Padahal ST merupakan adik kandung dari ibu kandung RB. Ibu kandungnya sudah meninggal dunia. Wanita yang sangat menyayangi RB itu meninggal tujuh tahun silam, mengalami musibah tenggelam di kawasan Segedong. Kemudian sang ayah menikahi adik kandung istrinya.

 “Saya dalam beberapa bulan ini pergi ke Gang Sepakat untuk mengantarkan makanan, namun tidak masuk ke dalam rumahnya,” ungkap Rosidah.

Bocah 11 tahun itu mengaku disiksa seperti dicubit, dipukul pakai gayung dan tubuhnya disulut api. Bahkan tangannya dipukul pakai palu. “Makan saja dijatah satu hari sekali dan pernah didorong ibu tirinya hingga kepalanya bocor. Itu pengakuan dari korban hingga kepalanya bocor terkena besi,” ungkap Rosidah.

Penyiksaan terus dilakukan ST. Dia menceburkan anak tirinya yang juga keponakannya sendiri ke dalam kolam dan dilempar dari jendela. “Banyak yang beritahu saya kalau RB pernah dibuang di dalam kolam, hingga dilempar dari jendela,” kesal Rosidah.

Rosidah merupakan saudara kandung ST. Dia sangat menyayangkan sikap adiknya yang menyiksa anak yang dilahirkan oleh kakak kandungnya sendiri. Sebagai bibi, Rosidah merasa serba salah. Karena yang melakukan penyiksaan tersebut adalah adik kandungnya sendiri. RB merupakan keponakan dari anak kakaknya yang sudah meninggal. “Serba salah, jika saya nasihati, saya khawatir RB disiksa lagi,” keluhnya.
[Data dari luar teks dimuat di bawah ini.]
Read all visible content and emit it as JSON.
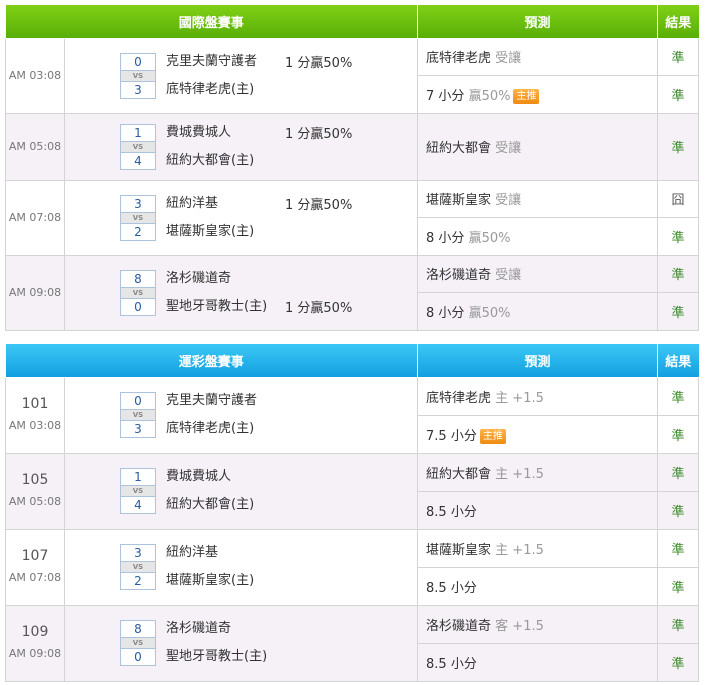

Menyebarnya informasi penyiksaan terhadap anak bawah umur ini, bermula dari nenek korban yang bercerita kepada tetangga. Akhirnya warga mengetahui dan langsung melaporkan ke KPAI Mempawah.   “Selasa (14/3) petugas KPAI datang dan mengambil korban. Kemudian membawanya ke Puskesmas Sungai Pinyuh. Karena sebelumnnya ada warga yang mau mengambilnya, tetapi diusir oleh ibu tirinya,” ungkapnya.

Ketua KPAI Mempawah, Kusmayadi mengungkapkan, setelah mendapatkan informasi dari warga, jajarannya langsung mendatangi kediaman RB. Kemudian membawanya ke Puskesmas Sungai Pinyuh untuk diobati. “Setelah itu kita bawa ke RSUD dr. Rubini didampingi psikolog nantinya,” ucapnya.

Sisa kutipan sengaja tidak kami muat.